The terrain is extremely rugged. Much of the driving is done over a highly corrugated and rocky track. The level of discomfort and risk of injury to Nancy's back was just too great.  She has to avoid such high impact activities. I had previously discussed this with experienced travellers on the Lonely Planet travel forum (Thorntree). Most of them thought it would be okay if she had a front seat but we now had more reason to be doubtful. There would have been no turning back.  
            
Truth be told, although we'd had a very exciting first ten days we were running on adrenaline with little rest. I had picked up a cold and subsequent chest infection while in transit from home and we hadn't had a single night of good sleep. I had chosen our bed and breakfast accommodation in Santiago because it was advertised as one of the "few in the area with air conditioning" but this turned out to be just a small standing fan which did little to offset the heat of the westward facing room. We had to open the windows to the perpetually busy street below. Although the days in San Pedro were tolerable, the small climbs in thin air that we did as part of our tours stressed my lungs and the coughing was keeping both of us awake at night. It wouldn't have been responsible for me to expose the other people on the Uyuni adventure to my germs. On top of that I had cut my head on the corner of a poorly placed wall shelf (Latin America is not built for tall people).

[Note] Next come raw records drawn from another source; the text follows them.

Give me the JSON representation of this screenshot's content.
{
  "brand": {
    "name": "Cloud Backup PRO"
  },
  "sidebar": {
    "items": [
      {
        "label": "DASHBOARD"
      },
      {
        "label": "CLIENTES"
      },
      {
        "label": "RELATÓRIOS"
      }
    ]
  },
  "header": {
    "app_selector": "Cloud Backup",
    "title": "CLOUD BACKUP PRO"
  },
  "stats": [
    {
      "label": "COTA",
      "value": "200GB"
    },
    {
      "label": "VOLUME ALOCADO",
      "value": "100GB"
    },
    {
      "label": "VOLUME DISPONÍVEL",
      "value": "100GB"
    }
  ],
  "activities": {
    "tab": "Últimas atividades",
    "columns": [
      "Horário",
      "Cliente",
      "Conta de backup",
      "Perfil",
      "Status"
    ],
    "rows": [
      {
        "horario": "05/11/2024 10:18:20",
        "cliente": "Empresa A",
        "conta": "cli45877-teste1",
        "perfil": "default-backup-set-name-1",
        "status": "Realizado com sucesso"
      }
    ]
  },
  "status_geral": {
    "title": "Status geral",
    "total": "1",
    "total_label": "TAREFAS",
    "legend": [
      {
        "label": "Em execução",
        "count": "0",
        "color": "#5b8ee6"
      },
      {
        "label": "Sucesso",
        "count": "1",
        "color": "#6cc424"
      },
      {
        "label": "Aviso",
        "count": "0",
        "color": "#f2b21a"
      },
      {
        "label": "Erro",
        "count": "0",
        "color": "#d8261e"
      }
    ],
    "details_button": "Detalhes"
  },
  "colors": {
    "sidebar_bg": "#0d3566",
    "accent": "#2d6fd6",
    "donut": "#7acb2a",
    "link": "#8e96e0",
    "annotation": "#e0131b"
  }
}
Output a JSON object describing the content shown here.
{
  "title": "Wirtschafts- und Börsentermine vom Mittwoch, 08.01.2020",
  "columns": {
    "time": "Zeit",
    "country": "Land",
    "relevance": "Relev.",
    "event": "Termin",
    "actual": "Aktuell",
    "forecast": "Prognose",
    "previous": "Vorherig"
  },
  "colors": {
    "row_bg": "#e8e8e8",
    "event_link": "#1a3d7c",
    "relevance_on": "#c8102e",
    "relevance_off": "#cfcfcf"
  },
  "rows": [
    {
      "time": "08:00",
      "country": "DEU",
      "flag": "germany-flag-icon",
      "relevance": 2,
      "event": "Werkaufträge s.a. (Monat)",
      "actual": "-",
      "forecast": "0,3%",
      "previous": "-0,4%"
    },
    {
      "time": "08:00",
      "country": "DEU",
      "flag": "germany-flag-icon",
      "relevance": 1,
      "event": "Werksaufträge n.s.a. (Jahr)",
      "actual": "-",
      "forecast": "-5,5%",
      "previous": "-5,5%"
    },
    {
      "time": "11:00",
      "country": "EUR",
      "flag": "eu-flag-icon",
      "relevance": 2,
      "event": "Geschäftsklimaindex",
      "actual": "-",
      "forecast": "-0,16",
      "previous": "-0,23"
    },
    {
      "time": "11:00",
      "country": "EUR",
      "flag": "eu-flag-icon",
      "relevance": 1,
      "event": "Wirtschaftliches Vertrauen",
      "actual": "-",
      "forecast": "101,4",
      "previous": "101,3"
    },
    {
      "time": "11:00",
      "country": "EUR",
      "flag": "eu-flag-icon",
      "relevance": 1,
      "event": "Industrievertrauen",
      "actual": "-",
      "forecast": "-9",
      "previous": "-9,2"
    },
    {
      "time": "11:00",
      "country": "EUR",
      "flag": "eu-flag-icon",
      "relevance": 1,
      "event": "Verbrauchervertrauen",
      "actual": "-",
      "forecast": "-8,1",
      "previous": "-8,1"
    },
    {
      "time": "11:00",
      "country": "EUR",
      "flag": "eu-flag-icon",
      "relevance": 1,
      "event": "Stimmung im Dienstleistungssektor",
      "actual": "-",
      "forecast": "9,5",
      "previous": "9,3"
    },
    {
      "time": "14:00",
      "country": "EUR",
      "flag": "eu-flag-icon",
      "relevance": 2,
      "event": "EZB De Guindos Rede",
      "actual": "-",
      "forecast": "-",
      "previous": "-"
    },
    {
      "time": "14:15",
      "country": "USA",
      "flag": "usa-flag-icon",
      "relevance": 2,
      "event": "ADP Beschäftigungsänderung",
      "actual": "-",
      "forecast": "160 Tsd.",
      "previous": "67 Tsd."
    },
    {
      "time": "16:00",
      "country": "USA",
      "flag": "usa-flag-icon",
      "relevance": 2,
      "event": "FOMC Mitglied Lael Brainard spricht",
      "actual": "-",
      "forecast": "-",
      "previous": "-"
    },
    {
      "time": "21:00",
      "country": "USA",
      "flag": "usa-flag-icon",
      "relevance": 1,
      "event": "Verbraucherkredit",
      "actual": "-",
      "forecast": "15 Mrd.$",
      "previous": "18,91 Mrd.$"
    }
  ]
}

There had been a lot of blood so we both thought I should go to a clinic to get it properly disinfected and patched up. We were both ready for some down time.  

When I started planning this trip four years ago I quickly realized that were just too many fantastic places to visit in this part of the world in three months. We'd need at least another four weeks to do it any sort of justice. A whistle stop tour would be a mistake so we had agreed to be satisfied with experiencing eight or nine of the best places in each of Chile and Argentina. We both feel good about our decision to forego Bolivia. The Atacama Desert had exceeded our expectations. After you've had a deliciously satisfying meal why ruin it by speculating about what the neighbours might have been having that was better?     

I am writing this blog not to advertise our travel resume but in response to the people who asked us to share our experiences so that they could learn about this part of South America . Secondly, it is intended as a means of keeping in touch with those who expressed concern  for our safety and well-being. Although this posting has little interest value it can still achieve these goals if I demonstrate through the photos of others what are generally considered to be the highlights of the San Pedro to Uyuni (or reverse) trip: Laguna Colorado because of its pinkish/red water and bird life, especially the flamingos. Some of the unique formations such as the Salvador Dali rock. Fish Island (inaccessible at this time of the year) that offers a stark contrast in the middle of the salt flats. Finally, the salt flats themselves which have a honeycombed appearance in the dry weather and can provide stunning watery reflections during the wet season. 

Thanks to those of you who are committed to reading the blog thus making it worth the time and effort that is required and sometimes hard to manage. A few people have left comments and I tried to respond to these using the software program but they didn't save properly. It would be nice to hear some news from home and I would respond as time permits. Bye for now! 


     


Image result for uyuni salt flats reflections
            

      


Comments

  1. Yikes! I read your entry twice.....I rushed through the first reading since I just wanted to hear you are both safe and in good health. During the second read I heard your disappointment. However, you can likely imagine that I am applauding your choices. Why not celebrate and focus on the spectacular sites and experiences you have already enjoyed over taking untold risks to venture beyond. Makes sense to me lol! I hope you have both found rest and sleep and that you are feeling better soon.